The Mayapple in April
Image: Mayapple (Podophyllum peltatum) by D L Ennis
Podophyllum peltatum is most commonly known as the mayapple, but in various regions it is also known as Devil's apple, hog apple, Indian apple, umbrella plant, wild lemon, and American mandrake (though it should not be confused with true mandrake, Mandragora officinarum, an unrelated Old World plant whose roots have been used throughout history for medicines and potions.)

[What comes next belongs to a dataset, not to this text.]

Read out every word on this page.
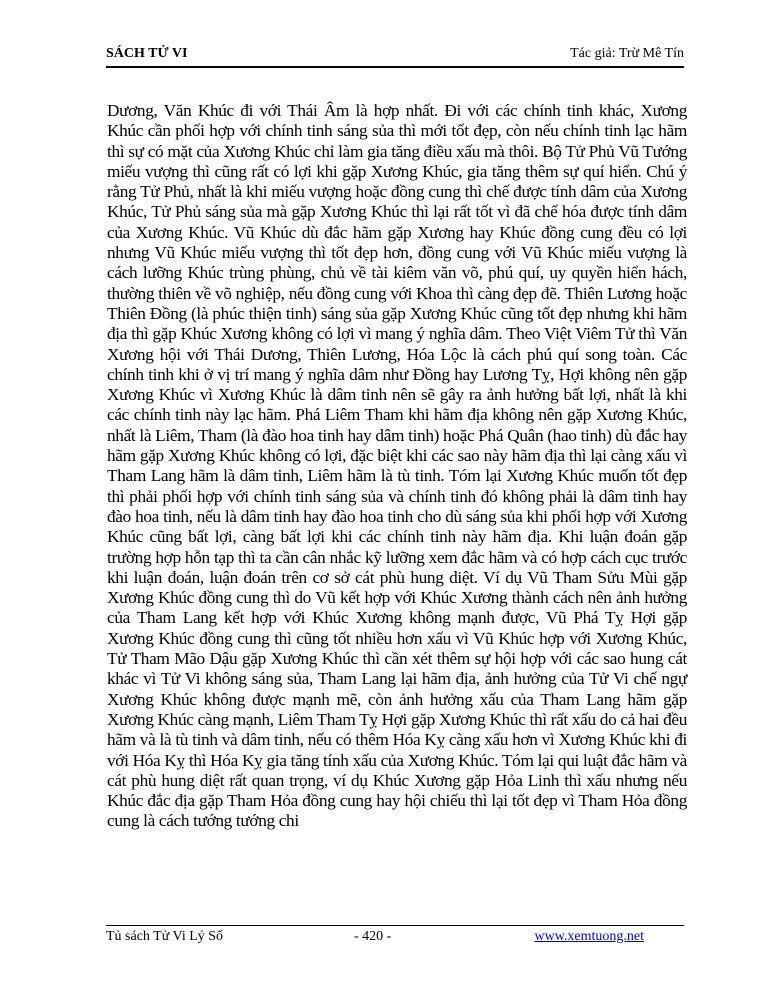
SÁCH TỬ VI	Tác giả: Trừ Mê Tín

Dương, Văn Khúc đi với Thái Âm là hợp nhất. Đi với các chính tinh khác, Xương Khúc cần phối hợp với chính tinh sáng sủa thì mới tốt đẹp, còn nếu chính tinh lạc hãm thì sự có mặt của Xương Khúc chỉ làm gia tăng điều xấu mà thôi. Bộ Tử Phủ Vũ Tướng miếu vượng thì cũng rất có lợi khi gặp Xương Khúc, gia tăng thêm sự quí hiển. Chú ý rằng Tử Phủ, nhất là khi miếu vượng hoặc đồng cung thì chế được tính dâm của Xương Khúc, Tử Phủ sáng sủa mà gặp Xương Khúc thì lại rất tốt vì đã chế hóa được tính dâm của Xương Khúc. Vũ Khúc dù đắc hãm gặp Xương hay Khúc đồng cung đều có lợi nhưng Vũ Khúc miếu vượng thì tốt đẹp hơn, đồng cung với Vũ Khúc miếu vượng là cách lưỡng Khúc trùng phùng, chủ về tài kiêm văn võ, phú quí, uy quyền hiển hách, thường thiên về võ nghiệp, nếu đồng cung với Khoa thì càng đẹp đẽ. Thiên Lương hoặc Thiên Đồng (là phúc thiện tinh) sáng sủa gặp Xương Khúc cũng tốt đẹp nhưng khi hãm địa thì gặp Khúc Xương không có lợi vì mang ý nghĩa dâm. Theo Việt Viêm Tử thì Văn Xương hội với Thái Dương, Thiên Lương, Hóa Lộc là cách phú quí song toàn. Các chính tinh khi ở vị trí mang ý nghĩa dâm như Đồng hay Lương Tỵ, Hợi không nên gặp Xương Khúc vì Xương Khúc là dâm tinh nên sẽ gây ra ảnh hưởng bất lợi, nhất là khi các chính tinh này lạc hãm. Phá Liêm Tham khi hãm địa không nên gặp Xương Khúc, nhất là Liêm, Tham (là đào hoa tinh hay dâm tinh) hoặc Phá Quân (hao tinh) dù đắc hay hãm gặp Xương Khúc không có lợi, đặc biệt khi các sao này hãm địa thì lại càng xấu vì Tham Lang hãm là dâm tinh, Liêm hãm là tù tinh. Tóm lại Xương Khúc muốn tốt đẹp thì phải phối hợp với chính tinh sáng sủa và chính tinh đó không phải là dâm tinh hay đào hoa tinh, nếu là dâm tinh hay đào hoa tinh cho dù sáng sủa khi phối hợp với Xương Khúc cũng bất lợi, càng bất lợi khi các chính tinh này hãm địa. Khi luận đoán gặp trường hợp hỗn tạp thì ta cần cân nhắc kỹ lưỡng xem đắc hãm và có hợp cách cục trước khi luận đoán, luận đoán trên cơ sở cát phù hung diệt. Ví dụ Vũ Tham Sửu Mùi gặp Xương Khúc đồng cung thì do Vũ kết hợp với Khúc Xương thành cách nên ảnh hưởng của Tham Lang kết hợp với Khúc Xương không mạnh được, Vũ Phá Tỵ Hợi gặp Xương Khúc đồng cung thì cũng tốt nhiều hơn xấu vì Vũ Khúc hợp với Xương Khúc, Tử Tham Mão Dậu gặp Xương Khúc thì cần xét thêm sự hội hợp với các sao hung cát khác vì Tử Vi không sáng sủa, Tham Lang lại hãm địa, ảnh hưởng của Tử Vi chế ngự Xương Khúc không được mạnh mẽ, còn ảnh hưởng xấu của Tham Lang hãm gặp Xương Khúc càng mạnh, Liêm Tham Tỵ Hợi gặp Xương Khúc thì rất xấu do cả hai đều hãm và là tù tinh và dâm tinh, nếu có thêm Hóa Kỵ càng xấu hơn vì Xương Khúc khi đi với Hóa Kỵ thì Hóa Kỵ gia tăng tính xấu của Xương Khúc. Tóm lại qui luật đắc hãm và cát phù hung diệt rất quan trọng, ví dụ Khúc Xương gặp Hỏa Linh thì xấu nhưng nếu Khúc đắc địa gặp Tham Hỏa đồng cung hay hội chiếu thì lại tốt đẹp vì Tham Hỏa đồng cung là cách tướng tướng chi

Tủ sách Tử Vi Lý Số	- 420 -	www.xemtuong.net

The Mayapple is a perennial plant in the barberry family (Berberidaceae) which is found in woodlands in Canada and the Eastern U.S. (Eastern being East of Oklahoma). These plants reach 6-18 inches in height and grow in patches. Each plant has a single stalk topped with one or two broad, deeply divided leaves that vaguely resemble umbrellas. The two-leaved plants normally produce a single, small white flower (usually in May, thus the name) from the fork in the stem. The flower develops into a pulpy, lemon-yellow berry which ripens in late summer and is the only part of the plant that isn't poisonous (however, the berries should only be eaten in moderation, if at all.)
The plant's long, thin rhizome (a horizontal underground stem from which the roots grow) is the most poisonous part, but also the most useful because it contains high concentrations of the compounds podophyllotoxin and alpha and beta peltatin, all of which have anticancer properties. Two closely-related Asian species, P. emodi and P. pleianthum, contain these active ingredients in lesser quantities as well as an alkaloid called berberine which can be used to treat fevers (especially malaria) and as an antibiotic.
The rhizomes have a long history as a medicine among Native North American tribes. They used to gather the rhizomes in the autumn and dry them and grind them to a powder. They would eat or drink a brew of the powder as a laxative or to get rid of intestinal worms. The powder was also used as a poultice to treat warts and tumorous growths on the skin.
Currently, extracts of the plant are used in topical medications for genital warts and some skin cancers. In China and Japan, the rhizomes of P. pleianthum are used to make a compound called Hakkakuren, which is used to treat snakebites and tumors of the genitals.
The purgative action of Mayapple rhizome powder is very strong, and the compounds in it are much too toxic to attempt self-medication with this plant.
The FDA rates the use of this plant as "unsafe."